[<prev] [next>] [<thread-prev] [thread-next>] [day] [month] [year] [list]
Message-ID: <CAGXJAmxwZ7Vc1UFfNDxNKvhizL8ks0gw8GosiJkc66V+XUUWHw@mail.gmail.com>
Date: Wed, 7 May 2025 11:30:40 -0700
From: John Ousterhout <ouster@...stanford.edu>
To: Paolo Abeni <pabeni@...hat.com>
Cc: netdev@...r.kernel.org, edumazet@...gle.com, horms@...nel.org,
kuba@...nel.org
Subject: Re: [PATCH net-next v8 06/15] net: homa: create homa_sock.h and homa_sock.c
On Mon, May 5, 2025 at 9:46 AM Paolo Abeni <pabeni@...hat.com> wrote:
>
> On 5/3/25 1:37 AM, John Ousterhout wrote:
> > + /* Initialize Homa-specific fields. */
> > + spin_lock_bh(&socktab->write_lock);
> > + atomic_set(&hsk->protect_count, 0);
> > + spin_lock_init(&hsk->lock);
> > + atomic_set(&hsk->protect_count, 0);
>
> Duplicate 'atomic_set(&hsk->protect_count, 0);' statement above
Oops; fixed now.
> > + hsk->port = homa->prev_default_port;
> > + hsk->inet.inet_num = hsk->port;
> > + hsk->inet.inet_sport = htons(hsk->port);
>
> The above code looks like a bind() operation, but it's unclear why it's
> peformend at init time.
All Homa sockets are automatically assigned a port at creation time,
so there's no need for them to call bind in the common case where they
are being used for the client side only. Bind only needs to be called
if the application wants to use a well-known port number.

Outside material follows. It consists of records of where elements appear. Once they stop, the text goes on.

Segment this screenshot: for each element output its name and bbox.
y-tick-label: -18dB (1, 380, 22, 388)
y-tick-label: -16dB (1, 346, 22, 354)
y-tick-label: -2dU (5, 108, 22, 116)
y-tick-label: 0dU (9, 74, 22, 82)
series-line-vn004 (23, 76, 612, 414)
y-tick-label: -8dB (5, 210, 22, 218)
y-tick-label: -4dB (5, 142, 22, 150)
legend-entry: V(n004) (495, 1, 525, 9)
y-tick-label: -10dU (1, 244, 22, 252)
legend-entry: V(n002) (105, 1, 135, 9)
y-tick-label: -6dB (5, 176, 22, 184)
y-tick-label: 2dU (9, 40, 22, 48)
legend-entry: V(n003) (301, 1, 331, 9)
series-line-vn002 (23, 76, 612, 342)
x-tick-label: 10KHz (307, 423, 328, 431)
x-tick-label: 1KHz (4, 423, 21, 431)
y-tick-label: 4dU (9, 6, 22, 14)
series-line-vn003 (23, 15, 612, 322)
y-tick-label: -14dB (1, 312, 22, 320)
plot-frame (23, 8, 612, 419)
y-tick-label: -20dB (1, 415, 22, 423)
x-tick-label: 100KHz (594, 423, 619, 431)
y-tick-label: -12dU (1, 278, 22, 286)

> > + for (i = 0; i < HOMA_CLIENT_RPC_BUCKETS; i++) {
> > + struct homa_rpc_bucket *bucket = &hsk->client_rpc_buckets[i];
> > +
> > + spin_lock_init(&bucket->lock);
> > + bucket->id = i;
> > + INIT_HLIST_HEAD(&bucket->rpcs);
> > + }
> > + for (i = 0; i < HOMA_SERVER_RPC_BUCKETS; i++) {
> > + struct homa_rpc_bucket *bucket = &hsk->server_rpc_buckets[i];
> > +
> > + spin_lock_init(&bucket->lock);
> > + bucket->id = i + 1000000;
> > + INIT_HLIST_HEAD(&bucket->rpcs);
> > + }
>
> I'm under the impression that using rhashtable for both the client and
> the server rpcs will deliver both more efficient memory usage and better
> performances.
I wasn't aware of rhashtable; I'll take a look.
> > +
> > + tx_memory = refcount_read(&hsk->sock.sk_wmem_alloc);
> > + if (tx_memory != 1) {
> > + pr_err("%s found sk_wmem_alloc %llu bytes, port %d\n",
> > + __func__, tx_memory, hsk->port);
> > + }
>
> Just:
> WARN_ON_ONCE(refcount_read(&sk->sk_wmem_alloc) != 1);
Done (but this is a bit unsatisfying because it generates less useful
information in the log).
> > +/**
> > + * homa_sock_destroy() - Destructor for homa_sock objects. This function
> > + * only cleans up the parts of the object that are owned by Homa.
> > + * @hsk: Socket to destroy.
> > + */
> > +void homa_sock_destroy(struct homa_sock *hsk)
> > +{
> > + homa_sock_shutdown(hsk);
> > + sock_set_flag(&hsk->inet.sk, SOCK_RCU_FREE);
>
> Why the flag is set only now and not at creation time?
No reason that I can think of; I've now moved it to creation time.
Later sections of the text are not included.